Ces deux mariages ne s’expliquent pas
seulement par l’opportunisme. Il s’agissait d’un poing levé contre l’Éternel et
une désolidarisation envers le peuple juif. Tout ceci nous rappelle que ces
gens sont entraînés par la désobéissance chronique du peuple juif où chacun
faisait ce qui lui semblait bon.
Comment un peuple abandonne-t-il Dieu ?
Seulement parce que des individus, un par un, le font ! Combien d’Églises
ont abandonné Dieu ? Israël maintenait certains rites juifs, lisait encore les
Écritures, comme nous le voyons en Luc 4.16-17, et ce peuple était dans la
désobéissance.
Pour l’Église, c’est la même chose. Si
l’obéissance n’y est pas, l’Église n’en est une que de nom et non de substance.
Lorsque l’Église se laisse attirer par le pain des Moabites, c'est-à-dire par
ce qui paraît avantageux dans le monde, elle finit par avaler leurs pratiques
païennes.
Le récit nous donne aussi de réfléchir
à l’héritage spirituel qu’on laisse à nos enfants.
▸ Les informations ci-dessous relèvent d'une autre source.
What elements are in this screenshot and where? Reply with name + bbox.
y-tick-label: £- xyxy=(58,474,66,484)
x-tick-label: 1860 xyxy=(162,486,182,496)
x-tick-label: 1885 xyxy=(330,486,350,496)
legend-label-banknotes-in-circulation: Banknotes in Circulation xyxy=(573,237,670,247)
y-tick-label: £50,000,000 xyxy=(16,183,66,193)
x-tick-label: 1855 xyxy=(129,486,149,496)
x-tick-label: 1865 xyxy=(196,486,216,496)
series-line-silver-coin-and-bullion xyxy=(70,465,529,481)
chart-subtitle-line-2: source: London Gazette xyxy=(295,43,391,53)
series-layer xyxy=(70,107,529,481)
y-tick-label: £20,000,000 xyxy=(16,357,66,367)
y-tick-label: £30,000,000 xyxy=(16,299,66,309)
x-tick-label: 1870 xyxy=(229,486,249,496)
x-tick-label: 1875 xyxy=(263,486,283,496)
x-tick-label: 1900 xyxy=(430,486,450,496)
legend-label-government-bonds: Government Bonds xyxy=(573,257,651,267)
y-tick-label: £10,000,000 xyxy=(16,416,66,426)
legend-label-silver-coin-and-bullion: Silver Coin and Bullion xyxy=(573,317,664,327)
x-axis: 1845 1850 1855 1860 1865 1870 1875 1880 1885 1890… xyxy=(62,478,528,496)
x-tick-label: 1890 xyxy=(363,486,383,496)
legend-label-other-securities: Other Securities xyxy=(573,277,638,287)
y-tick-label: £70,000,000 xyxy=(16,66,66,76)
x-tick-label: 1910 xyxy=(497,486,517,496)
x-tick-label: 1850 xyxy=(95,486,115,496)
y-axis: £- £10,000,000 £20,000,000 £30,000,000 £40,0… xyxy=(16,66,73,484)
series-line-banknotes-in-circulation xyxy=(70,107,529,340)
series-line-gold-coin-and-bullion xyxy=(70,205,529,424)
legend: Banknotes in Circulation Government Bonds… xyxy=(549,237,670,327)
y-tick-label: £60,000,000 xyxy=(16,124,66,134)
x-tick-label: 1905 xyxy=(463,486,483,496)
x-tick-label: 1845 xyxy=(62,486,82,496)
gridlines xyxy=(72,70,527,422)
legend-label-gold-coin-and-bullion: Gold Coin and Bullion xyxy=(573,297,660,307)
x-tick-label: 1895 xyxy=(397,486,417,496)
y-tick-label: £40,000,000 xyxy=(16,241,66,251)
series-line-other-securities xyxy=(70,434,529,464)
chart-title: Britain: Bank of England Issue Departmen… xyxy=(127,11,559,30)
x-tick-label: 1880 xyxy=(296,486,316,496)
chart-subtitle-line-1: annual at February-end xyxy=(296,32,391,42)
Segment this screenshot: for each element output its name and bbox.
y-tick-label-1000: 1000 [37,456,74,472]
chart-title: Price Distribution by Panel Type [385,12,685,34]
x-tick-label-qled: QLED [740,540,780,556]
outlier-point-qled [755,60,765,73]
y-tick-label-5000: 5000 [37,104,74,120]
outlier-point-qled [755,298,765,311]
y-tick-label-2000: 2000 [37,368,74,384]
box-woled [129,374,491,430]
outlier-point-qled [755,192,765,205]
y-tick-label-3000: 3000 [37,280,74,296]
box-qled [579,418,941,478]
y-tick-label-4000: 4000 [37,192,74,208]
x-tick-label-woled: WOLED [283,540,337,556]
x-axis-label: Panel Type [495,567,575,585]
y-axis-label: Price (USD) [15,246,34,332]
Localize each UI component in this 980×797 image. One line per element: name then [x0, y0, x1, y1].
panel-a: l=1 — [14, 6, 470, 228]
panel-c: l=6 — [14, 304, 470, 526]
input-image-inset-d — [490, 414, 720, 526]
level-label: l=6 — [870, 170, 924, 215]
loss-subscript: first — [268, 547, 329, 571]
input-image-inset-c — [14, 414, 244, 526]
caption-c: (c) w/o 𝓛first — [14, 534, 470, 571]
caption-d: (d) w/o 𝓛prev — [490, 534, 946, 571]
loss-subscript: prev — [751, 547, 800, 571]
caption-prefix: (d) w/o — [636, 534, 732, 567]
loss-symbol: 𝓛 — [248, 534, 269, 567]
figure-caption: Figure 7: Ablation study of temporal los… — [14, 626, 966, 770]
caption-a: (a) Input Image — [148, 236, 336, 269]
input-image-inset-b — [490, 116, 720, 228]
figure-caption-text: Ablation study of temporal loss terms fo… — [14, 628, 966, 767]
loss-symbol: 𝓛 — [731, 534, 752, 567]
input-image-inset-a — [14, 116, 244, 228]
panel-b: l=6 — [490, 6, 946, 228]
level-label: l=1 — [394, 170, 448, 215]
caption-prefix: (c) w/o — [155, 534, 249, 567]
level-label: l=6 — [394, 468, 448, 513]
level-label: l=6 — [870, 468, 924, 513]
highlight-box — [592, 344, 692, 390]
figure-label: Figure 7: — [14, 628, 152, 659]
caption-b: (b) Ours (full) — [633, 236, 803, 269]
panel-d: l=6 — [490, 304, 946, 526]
Élimélek a entraîné sa
famille en terre hostile et ses fils ont marié des Moabites.
Le père de famille ne prend jamais des
décisions que pour lui-même. Il représente sa famille, il entraîne les siens
dans ses décisions. Lorsque des parents chrétiens acceptent que leurs enfants
fréquentent des amis non recommandables, ou qu’ils écoutent des films pleins
d’immoralité, ou qu’ils s’engagent dans des activités qui prennent la place de
Dieu, en particulier le dimanche avant-midi, les parents leur envoient le
message que ce que Dieu demande est facultatif, ou capricieux, ou injustifié,
et que nous, les humains, avons bien le droit de laisser de côté ce que le
Seigneur demande pour agir à notre guise.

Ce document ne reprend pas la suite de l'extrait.